Nous ne pensons pas qu'il y a eu trois campagnes de construction mais deux « projets » entièrement réalisés. Le premier « projet » consistait à bâtir une église à nef à trois vaisseaux charpentés. Sur chacun des piliers, était adossée côté vaisseau central une demi-colonne. Cette colonne portait, nettement au-dessus du sommet des arcs, un chapiteau lequel servait à soutenir une poutre transverse de la charpente du toit. Pour avoir une idée un peu imparfaite de ce premier projet, il faut consulter la page relative à  Menat/ Puy-de-Dôme/France. Datation envisagée pour l'église Saint-Ménélée de Menat : an 900 avec un écart de plus de 100 ans.

Plus tard, aux alentours de 1200, on décide de voûter l'église. On commence par voûter les collatéraux à raison d'une croisée d'ogives par travée. Pour cela, on accole des pilastres aux piliers et au mur extérieur et on lance des arcs doubleaux sur ces pilastres. En même temps, on plaque sur les pilastres des colonnettes qui serviront à porter les ogives. Puis on couvre l'ensemble d'une voûte.

Pour le vaisseau central, on agit de même. Mais cette fois-ci, la voûte utilise deux travées au lieu d'une.

Voilà donc les deux projets principaux. Il y a eu très certainement d'autres constructions moins importantes comme la coupole.

Cette analyse remet en question la théorie de Enrico Parlato d'une construction unique entre 1121 et 1208.

Par contre, l'existence de deux « projets » bien distincts à plusieurs siècles de distance permet d'expliquer beaucoup de choses : un plan de nef à trois vaisseaux avec trois absides en prolongement, l'absence de transept, caractérisent des nefs antérieures à l'an mille, la croisée d'ogives des voûtes postérieures à l'an 1150. Par ailleurs, le texte de Enrico Parlato nous révèle un détail intéressant :  « En 1207, l'église est solennellement consacrée en présence d'Innocent III et de 10 évêques ». Si cette consécration solennelle marque la fin des travaux, cela signifie la fin du second projet.

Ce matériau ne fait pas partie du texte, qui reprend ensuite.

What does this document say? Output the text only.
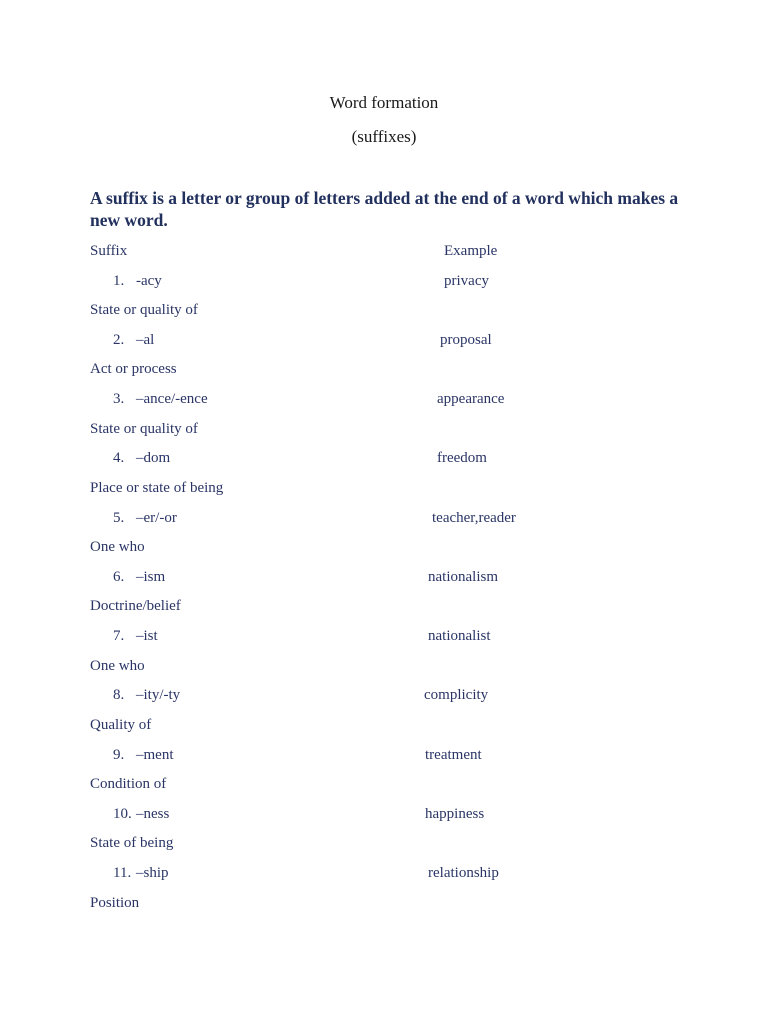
Word formation
(suffixes)
A suffix is a letter or group of letters added at the end of a word which makes a new word.
Suffix	Example
1. -acy	privacy
State or quality of
2. –al	proposal
Act or process
3. –ance/-ence	appearance
State or quality of
4. –dom	freedom
Place or state of being
5. –er/-or	teacher,reader
One who
6. –ism	nationalism
Doctrine/belief
7. –ist	nationalist
One who
8. –ity/-ty	complicity
Quality of
9. –ment	treatment
Condition of
10. –ness	happiness
State of being
11. –ship	relationship
Position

Un deuxième projet qui utilise la croisée d'ogives. Nous pensons que cette croisée d'ogives est le moteur principal de l'architecture gothique. Et que sa propagation a dû être fulgurante. Nous disions auparavant qu'elle a dû naître aux alentours de 1200. Avec l'an 1207 nous n'en sommes pas très loin.


Les chapiteaux sont en tuf volcanique issus de la région. Il est fort probable que certains d'entre eux ont été faits à des périodes différentes. En particulier ceux situés dans les coins qui auraient été ajoutés lors du second projet.

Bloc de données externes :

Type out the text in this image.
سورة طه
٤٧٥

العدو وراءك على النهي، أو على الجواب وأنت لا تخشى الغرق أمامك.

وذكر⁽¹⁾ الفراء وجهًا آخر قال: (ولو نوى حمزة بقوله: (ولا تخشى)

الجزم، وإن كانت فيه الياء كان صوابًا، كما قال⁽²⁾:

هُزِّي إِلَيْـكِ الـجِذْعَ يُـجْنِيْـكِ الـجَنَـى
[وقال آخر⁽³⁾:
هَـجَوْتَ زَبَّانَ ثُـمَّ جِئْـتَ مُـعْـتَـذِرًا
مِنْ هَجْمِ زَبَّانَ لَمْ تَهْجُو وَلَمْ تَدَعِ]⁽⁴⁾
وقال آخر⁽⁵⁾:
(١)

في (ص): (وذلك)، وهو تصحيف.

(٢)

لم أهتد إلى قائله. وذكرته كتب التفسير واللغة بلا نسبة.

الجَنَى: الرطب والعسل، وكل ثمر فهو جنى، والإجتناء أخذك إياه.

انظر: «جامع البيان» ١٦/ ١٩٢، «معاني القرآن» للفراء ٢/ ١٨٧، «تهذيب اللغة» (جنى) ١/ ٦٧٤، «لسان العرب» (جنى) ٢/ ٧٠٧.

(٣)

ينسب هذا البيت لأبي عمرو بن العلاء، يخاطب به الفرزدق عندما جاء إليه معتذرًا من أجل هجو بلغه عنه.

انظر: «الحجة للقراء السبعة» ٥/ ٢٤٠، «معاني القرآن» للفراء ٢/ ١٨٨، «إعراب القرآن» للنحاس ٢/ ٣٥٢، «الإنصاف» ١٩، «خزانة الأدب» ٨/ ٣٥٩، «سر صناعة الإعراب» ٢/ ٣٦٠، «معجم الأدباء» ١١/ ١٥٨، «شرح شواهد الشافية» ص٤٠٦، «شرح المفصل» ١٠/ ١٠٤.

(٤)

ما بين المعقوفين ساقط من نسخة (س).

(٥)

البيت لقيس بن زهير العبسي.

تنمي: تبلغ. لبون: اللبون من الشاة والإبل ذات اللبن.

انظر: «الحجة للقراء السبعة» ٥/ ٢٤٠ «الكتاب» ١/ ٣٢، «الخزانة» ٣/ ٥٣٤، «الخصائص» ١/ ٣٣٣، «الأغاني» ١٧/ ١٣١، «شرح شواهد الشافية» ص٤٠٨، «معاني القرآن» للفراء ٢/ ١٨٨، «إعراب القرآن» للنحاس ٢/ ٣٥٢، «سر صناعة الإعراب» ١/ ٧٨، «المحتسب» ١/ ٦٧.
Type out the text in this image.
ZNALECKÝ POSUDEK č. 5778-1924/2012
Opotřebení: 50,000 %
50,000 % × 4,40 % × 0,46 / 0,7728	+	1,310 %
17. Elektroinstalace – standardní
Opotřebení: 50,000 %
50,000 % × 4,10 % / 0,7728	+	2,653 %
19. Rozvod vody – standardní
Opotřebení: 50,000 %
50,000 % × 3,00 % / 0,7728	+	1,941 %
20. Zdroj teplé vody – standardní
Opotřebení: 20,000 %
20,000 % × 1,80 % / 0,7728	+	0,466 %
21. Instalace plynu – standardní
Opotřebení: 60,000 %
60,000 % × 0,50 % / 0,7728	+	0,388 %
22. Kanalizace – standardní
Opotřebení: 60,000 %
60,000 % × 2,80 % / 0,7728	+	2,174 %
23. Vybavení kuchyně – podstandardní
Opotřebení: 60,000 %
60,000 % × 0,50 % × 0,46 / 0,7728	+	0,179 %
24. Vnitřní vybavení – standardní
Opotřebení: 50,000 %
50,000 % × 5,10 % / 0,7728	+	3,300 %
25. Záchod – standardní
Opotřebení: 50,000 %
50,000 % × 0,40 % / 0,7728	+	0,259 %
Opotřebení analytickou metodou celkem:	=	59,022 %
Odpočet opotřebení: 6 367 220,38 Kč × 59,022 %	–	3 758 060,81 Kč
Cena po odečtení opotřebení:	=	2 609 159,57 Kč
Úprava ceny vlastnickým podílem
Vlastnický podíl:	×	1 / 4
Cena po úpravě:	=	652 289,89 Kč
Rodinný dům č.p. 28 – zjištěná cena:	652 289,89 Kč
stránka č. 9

Image 11 : Chapiteau ou imposte rectangulaire à décor de pampres de vigne. Chapiteau de coin à décor de feuilles de laurier. Chapiteau ou imposte rectangulaire : lion dominant.

Image 12 : Chapiteau de coin à décor d'entrelacs. Chapiteau ou imposte rectangulaire : griffons ?

Image 13 : Chapiteau de demi-colonne à décor de feuillages.

Image 14 : Chapiteau de demi-colonne à décor d'entrelacs.

Image 15 : Chapiteau de coin ; homme nu accroupi dans des feuillages.

Image 16 : Chapiteau ou imposte rectangulaire ; lions affrontés, l'un des deux montre ses dents, l'autre non.

Image 17 : Chapiteau ou imposte rectangulaire. Peut-être Daniel et un lion ?

Image 18 : Chapiteau ou imposte rectangulaire ; décor d'oves et d'une bande ondulée.



Datation envisagée pour l'église Santa Maria in Castello de Tarquinia (premier projet) : an 900 avec un écart de plus de 100 ans.